Using PyMC to Analyze A/B Testing Data

December 24 2013

In Chapter 2 of Bayesian Methods for Hackers, there's an example of Bayesian analysis of an A/B test using simulated data. I decided to play around with this analysis method with real A/B landing page test data from one of my clients.

This method uses PyMC to estimate the real conversion rate for each page and Matplotlib to visually interpret the results.

First, I import the relevant packages:

import numpy as np
import pymc as pm
import matplotlib.pyplot as plt

My client ran a landing page test with the following results:

clicks_A = 1135
orders_A = 5
clicks_B = 1149
orders_B = 17

The observed conversion rates are 44% and 1.48% for pages A and B, respectively, but I'd like to be confident that the true conversion rate of page B is higher than page A.

To format this data for the analysis, I create a numpy array for each page with 1s representing orders and 0s representing clicks without an order:

data_A = np.r_[[0] * (clicks_A - orders_A), [1] * orders_A]
data_B = np.r_[[0] * (clicks_B - orders_B), [1] * orders_B]

Next I assign distributions to my prior beliefs of p_A and p_B, the unknown, true conversion rates.
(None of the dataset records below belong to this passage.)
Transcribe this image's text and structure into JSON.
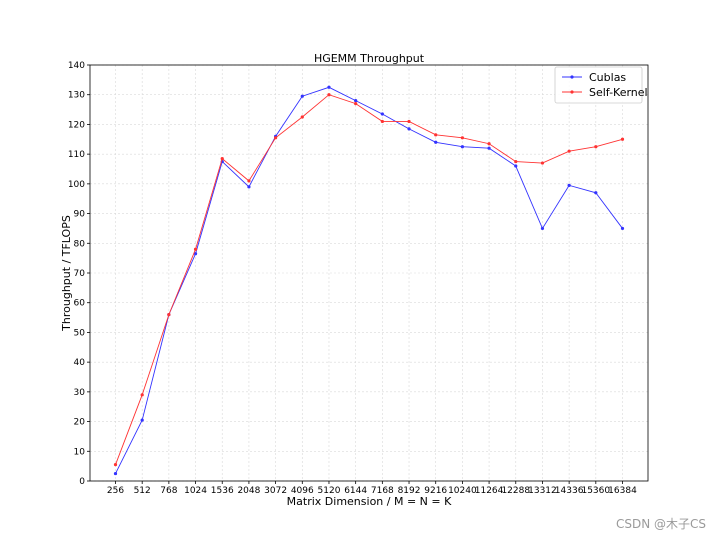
{
  "watermark": "CSDN @木子CS",
  "chart_data": {
    "type": "line",
    "title": "HGEMM Throughput",
    "xlabel": "Matrix Dimension / M = N = K",
    "ylabel": "Throughput / TFLOPS",
    "categories": [
      "256",
      "512",
      "768",
      "1024",
      "1536",
      "2048",
      "3072",
      "4096",
      "5120",
      "6144",
      "7168",
      "8192",
      "9216",
      "10240",
      "11264",
      "12288",
      "13312",
      "14336",
      "15360",
      "16384"
    ],
    "ylim": [
      0,
      140
    ],
    "yticks": [
      0,
      10,
      20,
      30,
      40,
      50,
      60,
      70,
      80,
      90,
      100,
      110,
      120,
      130,
      140
    ],
    "grid": true,
    "legend_position": "top-right",
    "series": [
      {
        "name": "Cublas",
        "color": "#3333ff",
        "values": [
          2.5,
          20.5,
          56,
          76.5,
          107.5,
          99,
          116,
          129.5,
          132.5,
          128,
          123.5,
          118.5,
          114,
          112.5,
          112,
          106,
          85,
          99.5,
          97,
          85
        ]
      },
      {
        "name": "Self-Kernel",
        "color": "#ff3333",
        "values": [
          5.5,
          29,
          56,
          78,
          108.5,
          101,
          115.5,
          122.5,
          130,
          127,
          121,
          121,
          116.5,
          115.5,
          113.5,
          107.5,
          107,
          111,
          112.5,
          115
        ]
      }
    ]
  }
}
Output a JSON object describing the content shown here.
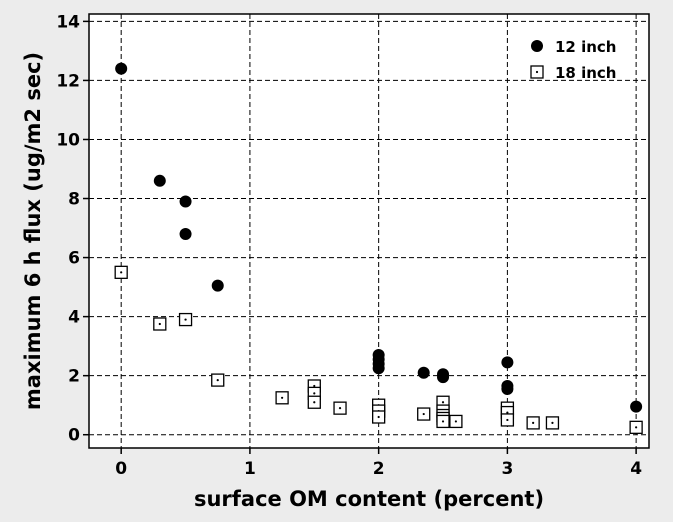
{
  "chart_data": {
    "type": "scatter",
    "title": "",
    "xlabel": "surface OM content (percent)",
    "ylabel": "maximum 6 h flux (ug/m2 sec)",
    "xlim": [
      -0.25,
      4.1
    ],
    "ylim": [
      -0.45,
      14.25
    ],
    "xticks": [
      0,
      1,
      2,
      3,
      4
    ],
    "yticks": [
      0,
      2,
      4,
      6,
      8,
      10,
      12,
      14
    ],
    "grid": true,
    "legend_position": "top-right",
    "series": [
      {
        "name": "12 inch",
        "marker": "filled-circle",
        "color": "#000000",
        "points": [
          [
            0,
            12.4
          ],
          [
            0.3,
            8.6
          ],
          [
            0.5,
            7.9
          ],
          [
            0.5,
            6.8
          ],
          [
            0.75,
            5.05
          ],
          [
            2,
            2.7
          ],
          [
            2,
            2.55
          ],
          [
            2,
            2.4
          ],
          [
            2,
            2.25
          ],
          [
            2.35,
            2.1
          ],
          [
            2.5,
            2.05
          ],
          [
            2.5,
            1.95
          ],
          [
            3,
            2.45
          ],
          [
            3,
            1.65
          ],
          [
            3,
            1.55
          ],
          [
            4,
            0.95
          ]
        ]
      },
      {
        "name": "18 inch",
        "marker": "open-square",
        "color": "#000000",
        "points": [
          [
            0,
            5.5
          ],
          [
            0.3,
            3.75
          ],
          [
            0.5,
            3.9
          ],
          [
            0.75,
            1.85
          ],
          [
            1.25,
            1.25
          ],
          [
            1.5,
            1.65
          ],
          [
            1.5,
            1.4
          ],
          [
            1.5,
            1.1
          ],
          [
            1.7,
            0.9
          ],
          [
            2,
            1.0
          ],
          [
            2,
            0.8
          ],
          [
            2,
            0.6
          ],
          [
            2.35,
            0.7
          ],
          [
            2.5,
            1.1
          ],
          [
            2.5,
            0.8
          ],
          [
            2.5,
            0.65
          ],
          [
            2.5,
            0.55
          ],
          [
            2.5,
            0.45
          ],
          [
            2.6,
            0.45
          ],
          [
            3,
            0.9
          ],
          [
            3,
            0.75
          ],
          [
            3,
            0.5
          ],
          [
            3.2,
            0.4
          ],
          [
            3.35,
            0.4
          ],
          [
            4,
            0.25
          ]
        ]
      }
    ]
  }
}
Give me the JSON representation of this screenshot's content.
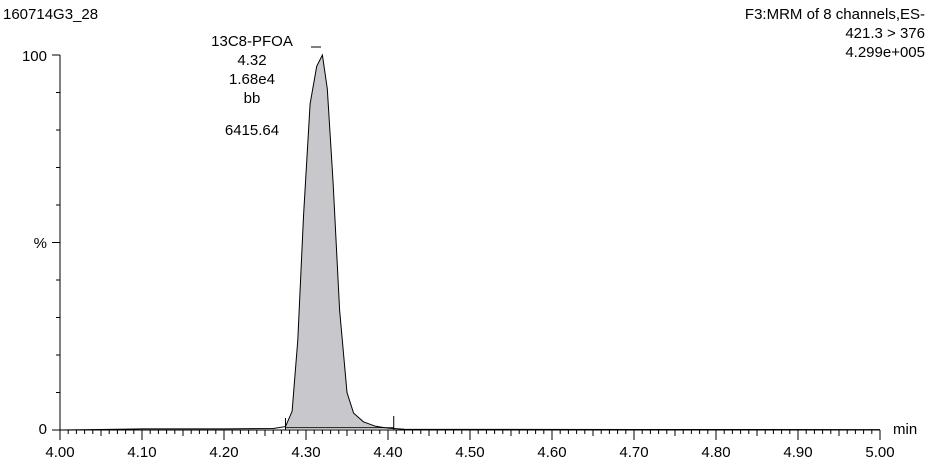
{
  "header": {
    "sample_id": "160714G3_28",
    "function_line": "F3:MRM of 8 channels,ES-",
    "transition": "421.3 > 376",
    "max_intensity": "4.299e+005"
  },
  "peak_label": {
    "name": "13C8-PFOA",
    "retention_time": "4.32",
    "height": "1.68e4",
    "integration_type": "bb",
    "area": "6415.64"
  },
  "chart_data": {
    "type": "area",
    "title": "",
    "xlabel": "min",
    "ylabel": "%",
    "xlim": [
      4.0,
      5.0
    ],
    "ylim": [
      0,
      100
    ],
    "x_ticks": [
      "4.00",
      "4.10",
      "4.20",
      "4.30",
      "4.40",
      "4.50",
      "4.60",
      "4.70",
      "4.80",
      "4.90",
      "5.00"
    ],
    "y_ticks": [
      "0",
      "100"
    ],
    "y_mid_label": "%",
    "fill_color": "#c8c8cc",
    "line_color": "#000000",
    "series": [
      {
        "x": [
          4.0,
          4.1,
          4.2,
          4.26,
          4.275,
          4.283,
          4.29,
          4.297,
          4.305,
          4.313,
          4.32,
          4.326,
          4.333,
          4.341,
          4.35,
          4.358,
          4.37,
          4.385,
          4.4,
          4.42,
          5.0
        ],
        "y": [
          0.0,
          0.3,
          0.3,
          0.4,
          0.9,
          5.0,
          24.0,
          57.0,
          87.0,
          97.0,
          100.0,
          91.0,
          66.0,
          32.0,
          10.0,
          4.5,
          2.2,
          1.0,
          0.5,
          0.2,
          0.1
        ]
      }
    ],
    "integration": {
      "start_x": 4.275,
      "end_x": 4.407,
      "baseline_y": [
        0.6,
        0.6
      ]
    }
  }
}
I assume, for simplicity, that the distributions are uniform (i.e. I have no prior knowledge of what p_A and 'p_B' are). [Note: the rest of the code in blog post is taken from [the book].
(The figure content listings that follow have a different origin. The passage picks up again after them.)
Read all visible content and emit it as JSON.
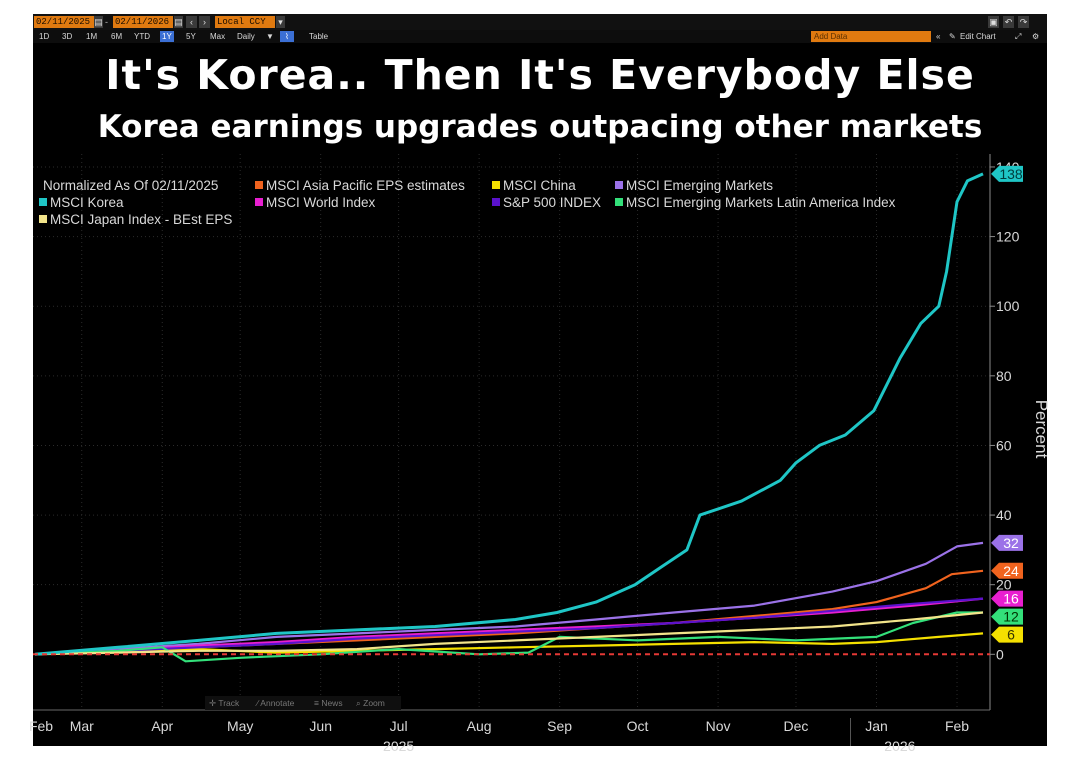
{
  "toolbar": {
    "start_date": "02/11/2025",
    "end_date": "02/11/2026",
    "currency": "Local CCY",
    "ranges": [
      "1D",
      "3D",
      "1M",
      "6M",
      "YTD",
      "1Y",
      "5Y",
      "Max"
    ],
    "active_range": "1Y",
    "frequency": "Daily",
    "table_label": "Table",
    "add_data_placeholder": "Add Data",
    "edit_chart_label": "Edit Chart"
  },
  "headline": "It's Korea.. Then It's Everybody Else",
  "subheadline": "Korea earnings upgrades outpacing other markets",
  "chart_toolbar": [
    "Track",
    "Annotate",
    "News",
    "Zoom"
  ],
  "colors": {
    "background": "#000000",
    "grid": "#2d2d2d",
    "zero_line": "#e53935",
    "text": "#d9d9d9"
  },
  "chart_data": {
    "type": "line",
    "legend_header": "Normalized As Of 02/11/2025",
    "ylabel": "Percent",
    "ylim": [
      -16,
      142
    ],
    "y_ticks": [
      0,
      20,
      40,
      60,
      80,
      100,
      120,
      140
    ],
    "x_start": "2025-02-11",
    "x_end": "2026-02-11",
    "month_ticks": [
      {
        "label": "Feb",
        "date": "2025-02-11"
      },
      {
        "label": "Mar",
        "date": "2025-03-01"
      },
      {
        "label": "Apr",
        "date": "2025-04-01"
      },
      {
        "label": "May",
        "date": "2025-05-01"
      },
      {
        "label": "Jun",
        "date": "2025-06-01"
      },
      {
        "label": "Jul",
        "date": "2025-07-01"
      },
      {
        "label": "Aug",
        "date": "2025-08-01"
      },
      {
        "label": "Sep",
        "date": "2025-09-01"
      },
      {
        "label": "Oct",
        "date": "2025-10-01"
      },
      {
        "label": "Nov",
        "date": "2025-11-01"
      },
      {
        "label": "Dec",
        "date": "2025-12-01"
      },
      {
        "label": "Jan",
        "date": "2026-01-01"
      },
      {
        "label": "Feb",
        "date": "2026-02-01"
      }
    ],
    "year_labels": [
      {
        "label": "2025",
        "date": "2025-07-01"
      },
      {
        "label": "2026",
        "date": "2026-01-10"
      }
    ],
    "year_divider_date": "2026-01-01",
    "series": [
      {
        "name": "MSCI Asia Pacific EPS estimates",
        "color": "#f0631e",
        "last_value": 24,
        "points": [
          [
            "2025-02-11",
            0
          ],
          [
            "2025-03-15",
            1
          ],
          [
            "2025-04-15",
            2
          ],
          [
            "2025-05-15",
            3
          ],
          [
            "2025-06-15",
            4
          ],
          [
            "2025-07-15",
            5
          ],
          [
            "2025-08-15",
            6
          ],
          [
            "2025-09-15",
            7.5
          ],
          [
            "2025-10-15",
            9
          ],
          [
            "2025-11-15",
            11
          ],
          [
            "2025-12-15",
            13
          ],
          [
            "2026-01-01",
            15
          ],
          [
            "2026-01-20",
            19
          ],
          [
            "2026-01-30",
            23
          ],
          [
            "2026-02-11",
            24
          ]
        ]
      },
      {
        "name": "MSCI China",
        "color": "#f5e000",
        "last_value": 6,
        "points": [
          [
            "2025-02-11",
            0
          ],
          [
            "2025-03-15",
            0.8
          ],
          [
            "2025-04-15",
            1.5
          ],
          [
            "2025-05-15",
            0.5
          ],
          [
            "2025-06-15",
            1
          ],
          [
            "2025-07-15",
            1.5
          ],
          [
            "2025-08-15",
            2
          ],
          [
            "2025-09-15",
            2.5
          ],
          [
            "2025-10-15",
            3
          ],
          [
            "2025-11-15",
            3.5
          ],
          [
            "2025-12-15",
            3
          ],
          [
            "2026-01-01",
            3.5
          ],
          [
            "2026-01-25",
            5
          ],
          [
            "2026-02-11",
            6
          ]
        ]
      },
      {
        "name": "MSCI Emerging Markets",
        "color": "#9b72e8",
        "last_value": 32,
        "points": [
          [
            "2025-02-11",
            0
          ],
          [
            "2025-03-15",
            1.5
          ],
          [
            "2025-04-15",
            3
          ],
          [
            "2025-05-15",
            5
          ],
          [
            "2025-06-15",
            6
          ],
          [
            "2025-07-15",
            7
          ],
          [
            "2025-08-15",
            8
          ],
          [
            "2025-09-15",
            10
          ],
          [
            "2025-10-15",
            12
          ],
          [
            "2025-11-15",
            14
          ],
          [
            "2025-12-15",
            18
          ],
          [
            "2026-01-01",
            21
          ],
          [
            "2026-01-20",
            26
          ],
          [
            "2026-02-01",
            31
          ],
          [
            "2026-02-11",
            32
          ]
        ]
      },
      {
        "name": "MSCI Korea",
        "color": "#1fc6c6",
        "last_value": 138,
        "points": [
          [
            "2025-02-11",
            0
          ],
          [
            "2025-03-15",
            2
          ],
          [
            "2025-04-15",
            4
          ],
          [
            "2025-05-15",
            6
          ],
          [
            "2025-06-15",
            7
          ],
          [
            "2025-07-15",
            8
          ],
          [
            "2025-08-15",
            10
          ],
          [
            "2025-08-31",
            12
          ],
          [
            "2025-09-15",
            15
          ],
          [
            "2025-09-30",
            20
          ],
          [
            "2025-10-10",
            25
          ],
          [
            "2025-10-20",
            30
          ],
          [
            "2025-10-25",
            40
          ],
          [
            "2025-11-10",
            44
          ],
          [
            "2025-11-25",
            50
          ],
          [
            "2025-12-01",
            55
          ],
          [
            "2025-12-10",
            60
          ],
          [
            "2025-12-20",
            63
          ],
          [
            "2025-12-31",
            70
          ],
          [
            "2026-01-10",
            85
          ],
          [
            "2026-01-18",
            95
          ],
          [
            "2026-01-25",
            100
          ],
          [
            "2026-01-28",
            110
          ],
          [
            "2026-02-01",
            130
          ],
          [
            "2026-02-05",
            136
          ],
          [
            "2026-02-11",
            138
          ]
        ]
      },
      {
        "name": "MSCI World Index",
        "color": "#e81fd0",
        "last_value": 16,
        "points": [
          [
            "2025-02-11",
            0
          ],
          [
            "2025-03-15",
            1
          ],
          [
            "2025-04-15",
            2.5
          ],
          [
            "2025-05-15",
            3.5
          ],
          [
            "2025-06-15",
            5
          ],
          [
            "2025-07-15",
            6
          ],
          [
            "2025-08-15",
            7
          ],
          [
            "2025-09-15",
            8
          ],
          [
            "2025-10-15",
            9
          ],
          [
            "2025-11-15",
            10.5
          ],
          [
            "2025-12-15",
            12
          ],
          [
            "2026-01-15",
            14
          ],
          [
            "2026-02-11",
            16
          ]
        ]
      },
      {
        "name": "S&P 500 INDEX",
        "color": "#5a12cc",
        "last_value": 16,
        "points": [
          [
            "2025-02-11",
            0
          ],
          [
            "2025-03-15",
            1
          ],
          [
            "2025-04-15",
            2
          ],
          [
            "2025-05-15",
            3
          ],
          [
            "2025-06-15",
            4.5
          ],
          [
            "2025-07-15",
            5.5
          ],
          [
            "2025-08-15",
            6.5
          ],
          [
            "2025-09-15",
            7.5
          ],
          [
            "2025-10-15",
            9
          ],
          [
            "2025-11-15",
            10.5
          ],
          [
            "2025-12-15",
            12.5
          ],
          [
            "2026-01-15",
            14.5
          ],
          [
            "2026-02-11",
            16
          ]
        ]
      },
      {
        "name": "MSCI Emerging Markets Latin America Index",
        "color": "#33e07a",
        "last_value": 12,
        "points": [
          [
            "2025-02-11",
            0
          ],
          [
            "2025-03-15",
            1
          ],
          [
            "2025-04-01",
            2
          ],
          [
            "2025-04-10",
            -2
          ],
          [
            "2025-05-01",
            -1
          ],
          [
            "2025-06-01",
            0
          ],
          [
            "2025-07-01",
            1.5
          ],
          [
            "2025-08-01",
            0
          ],
          [
            "2025-08-20",
            0.5
          ],
          [
            "2025-09-01",
            5
          ],
          [
            "2025-10-01",
            4
          ],
          [
            "2025-11-01",
            5
          ],
          [
            "2025-12-01",
            4
          ],
          [
            "2026-01-01",
            5
          ],
          [
            "2026-01-15",
            9
          ],
          [
            "2026-02-01",
            12
          ],
          [
            "2026-02-11",
            12
          ]
        ]
      },
      {
        "name": "MSCI Japan Index - BEst EPS",
        "color": "#f2e48a",
        "last_value": 12,
        "points": [
          [
            "2025-02-11",
            0
          ],
          [
            "2025-03-15",
            0.5
          ],
          [
            "2025-04-15",
            1
          ],
          [
            "2025-05-15",
            1
          ],
          [
            "2025-06-15",
            1.5
          ],
          [
            "2025-07-15",
            3
          ],
          [
            "2025-08-15",
            4
          ],
          [
            "2025-09-15",
            5
          ],
          [
            "2025-10-15",
            6
          ],
          [
            "2025-11-15",
            7
          ],
          [
            "2025-12-15",
            8
          ],
          [
            "2026-01-15",
            10
          ],
          [
            "2026-02-11",
            12
          ]
        ]
      }
    ],
    "value_labels": [
      {
        "text": "138",
        "value": 138,
        "color": "#1fc6c6",
        "text_color": "#003c3c"
      },
      {
        "text": "32",
        "value": 32,
        "color": "#9b72e8",
        "text_color": "#ffffff"
      },
      {
        "text": "24",
        "value": 24,
        "color": "#f0631e",
        "text_color": "#ffffff"
      },
      {
        "text": "16",
        "value": 16,
        "color": "#e81fd0",
        "text_color": "#ffffff"
      },
      {
        "text": "12",
        "value": 12,
        "color": "#33e07a",
        "text_color": "#003300"
      },
      {
        "text": "6",
        "value": 6,
        "color": "#f5e000",
        "text_color": "#333300"
      }
    ]
  }
}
p_A = pm.Uniform('p_A', lower=0, upper=1)
p_B = pm.Uniform('p_B', lower=0, upper=1)

Since I want to estimate the difference in true conversion rates, I need to define a variable delta, which equals p_B - p_A. Since, if I know both p_A and p_B, I can calculate delta, it's a deterministic variable. In PyMC, deterministic variables are created using a function with a pymc.deterministic wrapper:

@pm.deterministic
def delta(p_A=p_A, p_B=p_B):
    return p_B - p_A

Next I add the observed data to PyMC variables and run an inference algorithm (I don't understand what this code is actually doing yet - an explanation is coming up in Chapter 3):

obs_A = pm.Bernoulli("obs_A",
p_A, value = data_A, observed = True)
obs_B = pm.Bernoulli("obs_B", p_B, value = data_B, observed = True)
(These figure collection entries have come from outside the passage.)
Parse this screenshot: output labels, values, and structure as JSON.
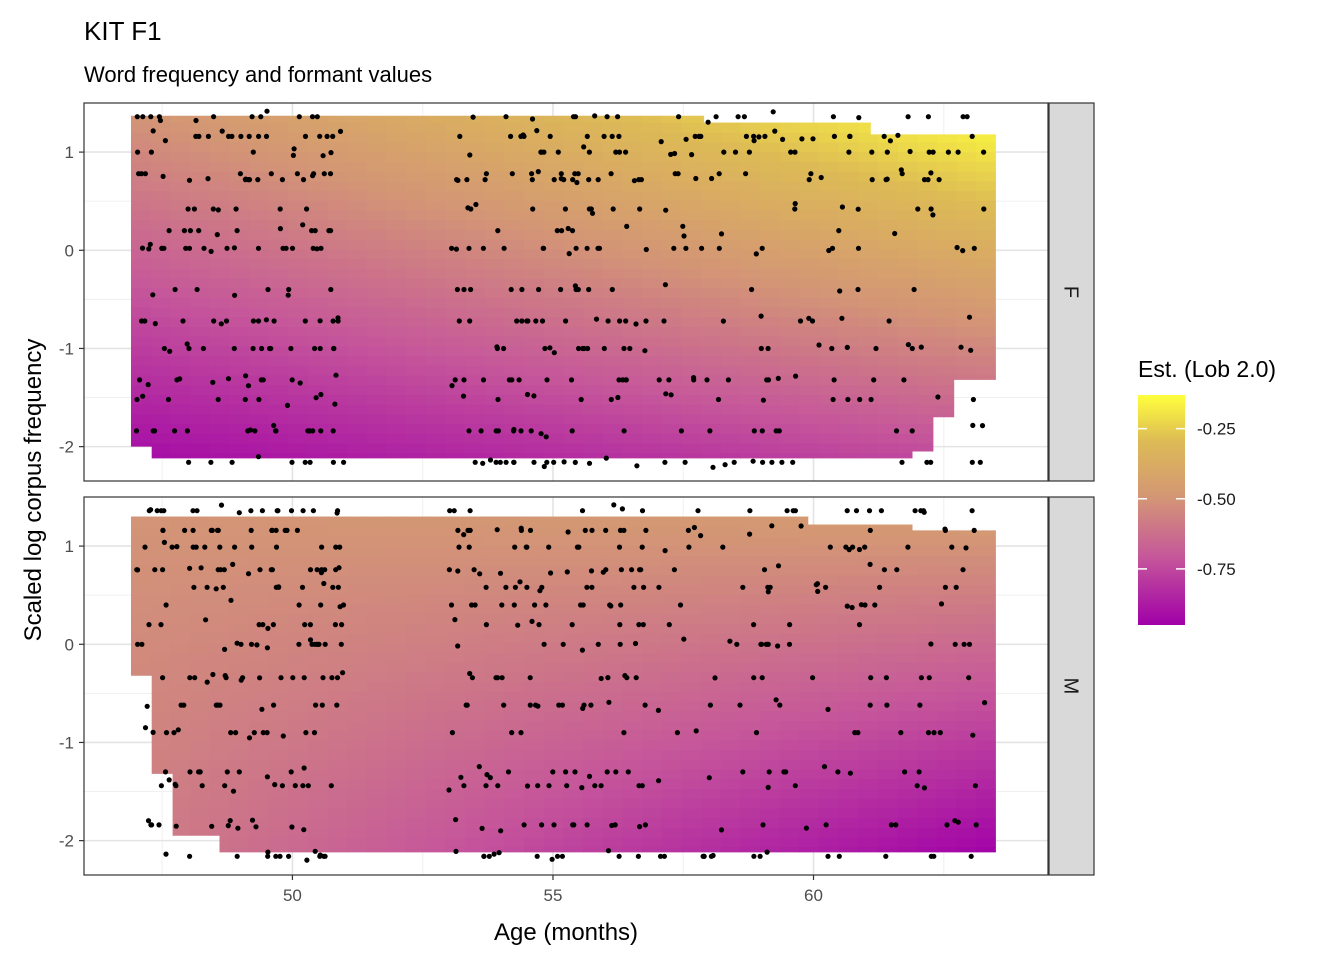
{
  "chart_data": {
    "type": "heatmap",
    "title": "KIT F1",
    "subtitle": "Word frequency and formant values",
    "xlabel": "Age (months)",
    "ylabel": "Scaled log corpus frequency",
    "xlim": [
      46.0,
      64.5
    ],
    "ylim": [
      -2.35,
      1.5
    ],
    "x_ticks": [
      50,
      55,
      60
    ],
    "y_ticks": [
      1,
      0,
      -1,
      -2
    ],
    "x_tick_labels": [
      "50",
      "55",
      "60"
    ],
    "y_tick_labels": [
      "1",
      "0",
      "-1",
      "-2"
    ],
    "grid": true,
    "legend": {
      "title": "Est. (Lob 2.0)",
      "position": "right",
      "ticks": [
        -0.25,
        -0.5,
        -0.75
      ],
      "tick_labels": [
        "-0.25",
        "-0.50",
        "-0.75"
      ],
      "range": [
        -0.95,
        -0.13
      ],
      "colors": [
        "#a100a8",
        "#cf6f87",
        "#d4a860",
        "#ffff3c"
      ]
    },
    "points_series": "black points mark observed (age, frequency) tokens",
    "panels": [
      {
        "strip_label": "F",
        "z_corners": {
          "x_min_y_max": -0.5,
          "x_max_y_max": -0.13,
          "x_min_y_min": -0.92,
          "x_max_y_min": -0.74
        },
        "x_rows": [
          0.98,
          0.66,
          0.49,
          0.28,
          -0.04,
          -0.28,
          -0.57,
          -0.83,
          -1.18,
          -1.5,
          -1.65,
          -1.83
        ],
        "y_rows": [
          1.36,
          1.16,
          1.0,
          0.78,
          0.72,
          0.42,
          0.2,
          0.02,
          -0.4,
          -0.72,
          -1.0,
          -1.32,
          -1.52,
          -1.84,
          -2.16
        ],
        "hull": [
          [
            46.9,
            1.37
          ],
          [
            57.9,
            1.37
          ],
          [
            57.9,
            1.3
          ],
          [
            61.1,
            1.3
          ],
          [
            61.1,
            1.18
          ],
          [
            63.5,
            1.18
          ],
          [
            63.5,
            -1.32
          ],
          [
            62.7,
            -1.32
          ],
          [
            62.7,
            -1.7
          ],
          [
            62.3,
            -1.7
          ],
          [
            62.3,
            -2.05
          ],
          [
            61.9,
            -2.05
          ],
          [
            61.9,
            -2.12
          ],
          [
            47.3,
            -2.12
          ],
          [
            47.3,
            -2.0
          ],
          [
            46.9,
            -2.0
          ]
        ]
      },
      {
        "strip_label": "M",
        "z_corners": {
          "x_min_y_max": -0.5,
          "x_max_y_max": -0.45,
          "x_min_y_min": -0.58,
          "x_max_y_min": -0.95
        },
        "x_rows": [
          0.99,
          0.76,
          0.51,
          0.23,
          -0.02,
          -0.24,
          -0.54,
          -0.86,
          -1.19,
          -1.54,
          -1.76,
          -1.98
        ],
        "y_rows": [
          1.36,
          1.16,
          0.99,
          0.76,
          0.58,
          0.4,
          0.2,
          0.0,
          -0.34,
          -0.62,
          -0.9,
          -1.3,
          -1.44,
          -1.84,
          -2.16
        ],
        "hull": [
          [
            46.9,
            1.3
          ],
          [
            59.9,
            1.3
          ],
          [
            59.9,
            1.22
          ],
          [
            61.9,
            1.22
          ],
          [
            61.9,
            1.16
          ],
          [
            63.5,
            1.16
          ],
          [
            63.5,
            -2.12
          ],
          [
            48.6,
            -2.12
          ],
          [
            48.6,
            -1.95
          ],
          [
            47.7,
            -1.95
          ],
          [
            47.7,
            -1.32
          ],
          [
            47.3,
            -1.32
          ],
          [
            47.3,
            -0.32
          ],
          [
            46.9,
            -0.32
          ]
        ]
      }
    ]
  }
}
mcmc = pm.MCMC([p_A, p_B, delta, obs_A, obs_B])
mcmc.sample(20000, 1000)

Then I plot the posterior distributions for the three unknowns:

p_A_samples = mcmc.trace("p_A")[:]
p_B_samples = mcmc.trace("p_B")[:]
delta_samples = mcmc.trace("delta")[:]

ax = plt.subplot(311)

plt.xlim(0, .035)
plt.hist(p_A_samples, histtype='stepfilled', bins=25, alpha=0.85,
label="posterior of $p_A$", color="#A60628", normed=True,
edgecolor= "none")
plt.legend(loc="upper right")
plt.title("Posterior distributions of $p_A$, $p_B$, and delta
unknowns")

ax = plt.subplot(312)

plt.xlim(0, .035)
plt.hist(p_B_samples, histtype='stepfilled', bins=25, alpha=0.85,
        label="posterior of $p_B$", color="#467821", normed=True,
        edgecolor = "none")
plt.legend(loc="upper right")

ax = plt.subplot(313)
plt.ylim(0,120)
plt.hist(delta_samples, histtype='stepfilled', bins=50, alpha=0.85,
        label="posterior of $p_B$ - $p_A$", color="#7A68A6",normed=True,
        edgecolor = "none")
plt.legend(loc="upper right")
plt.vlines(0, 0, 120, color="black", alpha = .5)

plt.show()

alt text

I can also compute the probability that the true conversion rate of page A, p_A, is better than the true conversion rate of page B, p_A:

print "Probability site A is BETTER than site B: %.3f" %
(delta_samples < 0).mean()
print "Probability site A is WORSE than site B: %.3f" %
(delta_samples > 0).mean()

This should print out:

Probability page A is BETTER than page B: 0.006
Probability page A is WORSE than page B: 0.994

It's very safe to say (as long as our data was collected properly) that page B is better than page A, and these results come very intuitively from looking at the graphs.

The full code can be found on my GitHub.